The memos informed students and staff of new security measures while cautioning people within their campuses to be extra vigilant.
Memo pinned on the Kenyatta University notice board warning about potential attack(Twitter)
In a note dated 25 March, the University of Nairobi warned “intelligence reports indicate that the al-Shabaab terror group is planning retaliatory attacks on (…) a major university”.
The universities had informed students and staff of new security measures while cautioning people within their campuses to be extra vigilant.
According to the university in the capital, “the information [was] already being processed by the relevant government agencies with an objective of putting necessary measures in place to fail any such attempts”.
Students asked to co-operate with security personnel
Professor Paul Wainaina, deputy vice chancellor of administration at Kenyatta University, sent out a memo on 1 April requesting students cooperate with the security personnel.

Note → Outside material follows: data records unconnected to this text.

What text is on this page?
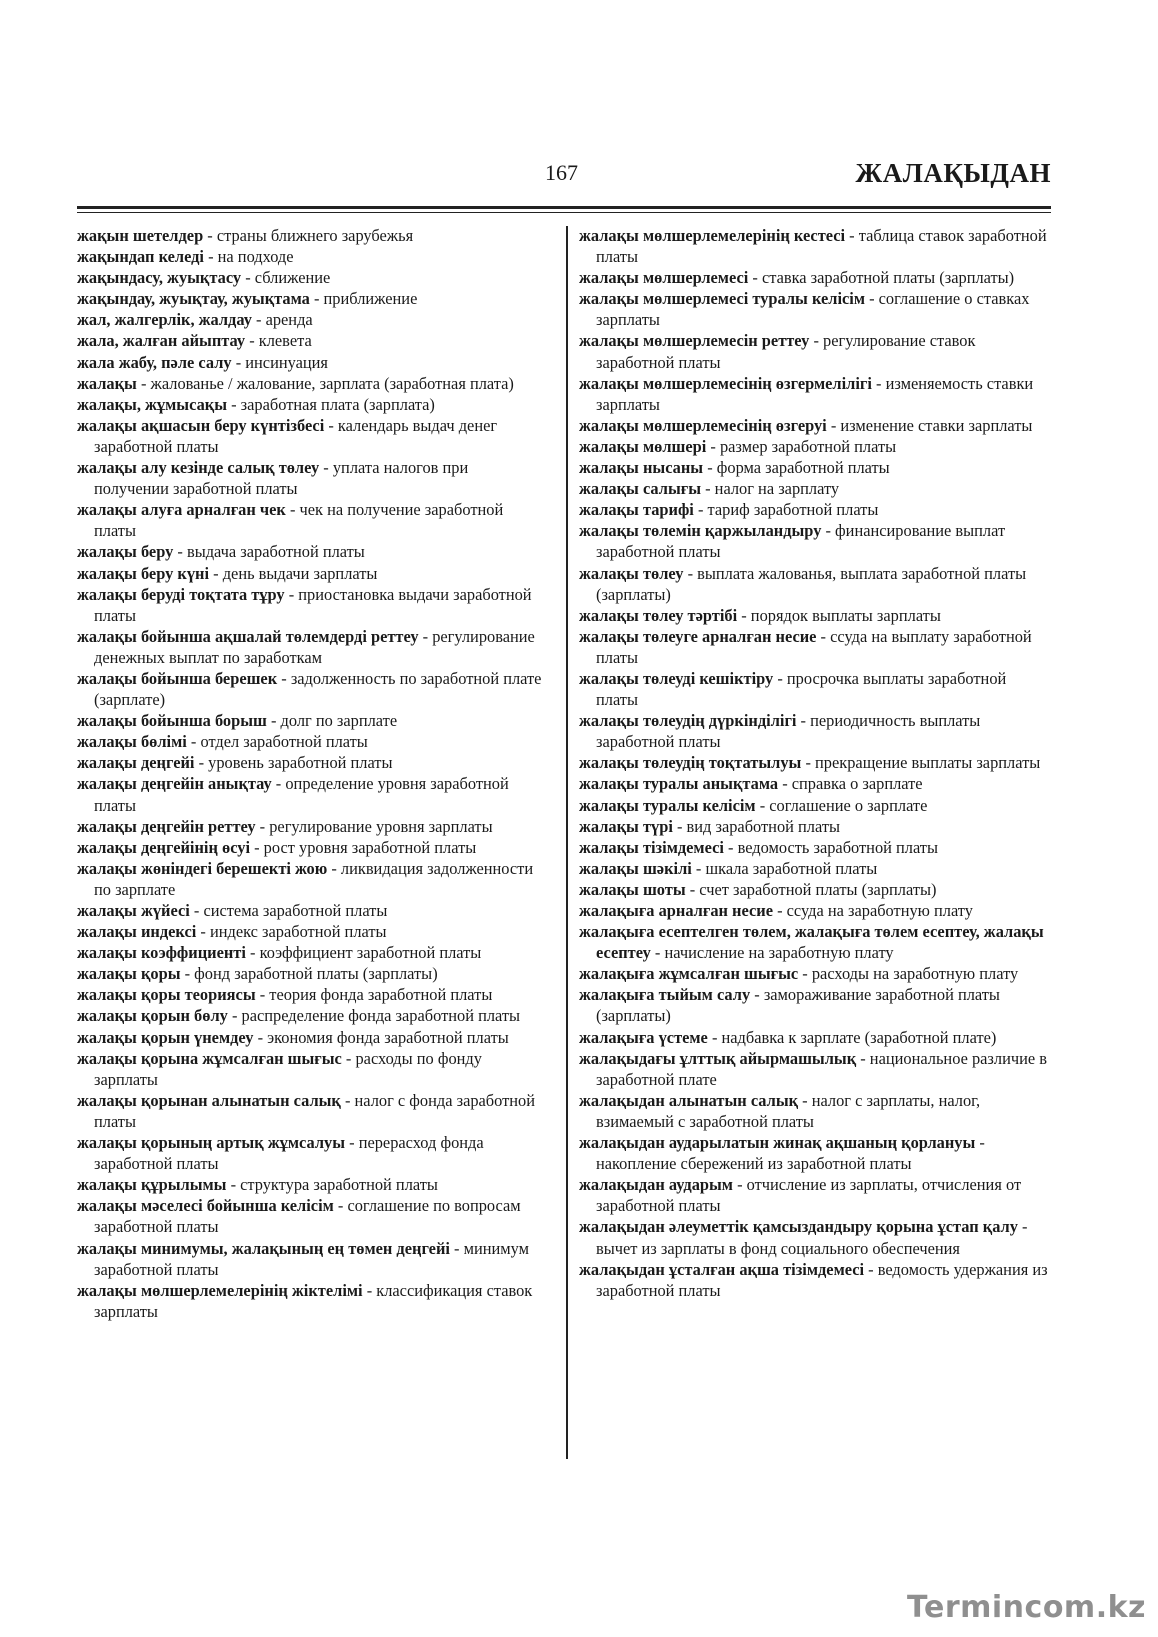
167	ЖАЛАҚЫДАН
жақын шетелдер - страны ближнего зарубежья
жақындап келеді - на подходе
жақындасу, жуықтасу - сближение
жақындау, жуықтау, жуықтама - приближение
жал, жалгерлік, жалдау - аренда
жала, жалған айыптау - клевета
жала жабу, пәле салу - инсинуация
жалақы - жалованье / жалование, зарплата (заработная плата)
жалақы, жұмысақы - заработная плата (зарплата)
жалақы ақшасын беру күнтізбесі - календарь выдач денег заработной платы
жалақы алу кезінде салық төлеу - уплата налогов при получении заработной платы
жалақы алуға арналған чек - чек на получение заработной платы
жалақы беру - выдача заработной платы
жалақы беру күні - день выдачи зарплаты
жалақы беруді тоқтата тұру - приостановка выдачи заработной платы
жалақы бойынша ақшалай төлемдерді реттеу - регулирование денежных выплат по заработкам
жалақы бойынша берешек - задолженность по заработной плате (зарплате)
жалақы бойынша борыш - долг по зарплате
жалақы бөлімі - отдел заработной платы
жалақы деңгейі - уровень заработной платы
жалақы деңгейін анықтау - определение уровня заработной платы
жалақы деңгейін реттеу - регулирование уровня зарплаты
жалақы деңгейінің өсуі - рост уровня заработной платы
жалақы жөніндегі берешекті жою - ликвидация задолженности по зарплате
жалақы жүйесі - система заработной платы
жалақы индексі - индекс заработной платы
жалақы коэффициенті - коэффициент заработной платы
жалақы қоры - фонд заработной платы (зарплаты)
жалақы қоры теориясы - теория фонда заработной платы
жалақы қорын бөлу - распределение фонда заработной платы
жалақы қорын үнемдеу - экономия фонда заработной платы
жалақы қорына жұмсалған шығыс - расходы по фонду зарплаты
жалақы қорынан алынатын салық - налог с фонда заработной платы
жалақы қорының артық жұмсалуы - перерасход фонда заработной платы
жалақы құрылымы - структура заработной платы
жалақы мәселесі бойынша келісім - соглашение по вопросам заработной платы
жалақы минимумы, жалақының ең төмен деңгейі - минимум заработной платы
жалақы мөлшерлемелерінің жіктелімі - классификация ставок зарплаты
жалақы мөлшерлемелерінің кестесі - таблица ставок заработной платы
жалақы мөлшерлемесі - ставка заработной платы (зарплаты)
жалақы мөлшерлемесі туралы келісім - соглашение о ставках зарплаты
жалақы мөлшерлемесін реттеу - регулирование ставок заработной платы
жалақы мөлшерлемесінің өзгермелілігі - изменяемость ставки зарплаты
жалақы мөлшерлемесінің өзгеруі - изменение ставки зарплаты
жалақы мөлшері - размер заработной платы
жалақы нысаны - форма заработной платы
жалақы салығы - налог на зарплату
жалақы тарифі - тариф заработной платы
жалақы төлемін қаржыландыру - финансирование выплат заработной платы
жалақы төлеу - выплата жалованья, выплата заработной платы (зарплаты)
жалақы төлеу тәртібі - порядок выплаты зарплаты
жалақы төлеуге арналған несие - ссуда на выплату заработной платы
жалақы төлеуді кешіктіру - просрочка выплаты заработной платы
жалақы төлеудің дүркінділігі - периодичность выплаты заработной платы
жалақы төлеудің тоқтатылуы - прекращение выплаты зарплаты
жалақы туралы анықтама - справка о зарплате
жалақы туралы келісім - соглашение о зарплате
жалақы түрі - вид заработной платы
жалақы тізімдемесі - ведомость заработной платы
жалақы шәкілі - шкала заработной платы
жалақы шоты - счет заработной платы (зарплаты)
жалақыға арналған несие - ссуда на заработную плату
жалақыға есептелген төлем, жалақыға төлем есептеу, жалақы есептеу - начисление на заработную плату
жалақыға жұмсалған шығыс - расходы на заработную плату
жалақыға тыйым салу - замораживание заработной платы (зарплаты)
жалақыға үстеме - надбавка к зарплате (заработной плате)
жалақыдағы ұлттық айырмашылық - национальное различие в заработной плате
жалақыдан алынатын салық - налог с зарплаты, налог, взимаемый с заработной платы
жалақыдан аударылатын жинақ ақшаның қорлануы - накопление сбережений из заработной платы
жалақыдан аударым - отчисление из зарплаты, отчисления от заработной платы
жалақыдан әлеуметтік қамсыздандыру қорына ұстап қалу - вычет из зарплаты в фонд социального обеспечения
жалақыдан ұсталған ақша тізімдемесі - ведомость удержания из заработной платы
Termincom.kz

“In view of the potential risks, our security system has become extra vigilant and as a result screening of all persons entering Kenyatta University premises has been intensified, among other measures,” the memo said.
Grace Kai, a student at Garissa Teachers Training College next to the campus that was attacked, told Reuters there had been warnings an attack could be imminent.
“Some strangers had been spotted in Garissa town and were suspected to be terrorists,” she said.
“Then on Monday our college principal told us… that strangers had been spotted in our college… On Tuesday we were released to go home, and our college closed, but the campus remained in session, and now they have been attacked.”
Unfortunately, students who were warned of potential attacks thought the warnings were April Fools pranks.
A student survivor of the Garissa attack told Akasha Opato Daawah, a trading company director based in Mombasa, that warning notices were put up, “but as it was April 1, we thought that it was fooling”.
Al-Shabaab was responsible for a deadly attack in 2013 on the upscale Westgate shopping mall in Nairobi. The group has vowed to punish Kenya for sending troops into Somalia alongside African Union peacekeepers to fight the group.
312 people have been killed in al-Shabab attacks in Kenya from 2012 to 2014, according to police statistics.
147 people were killed in Garissa in the same period.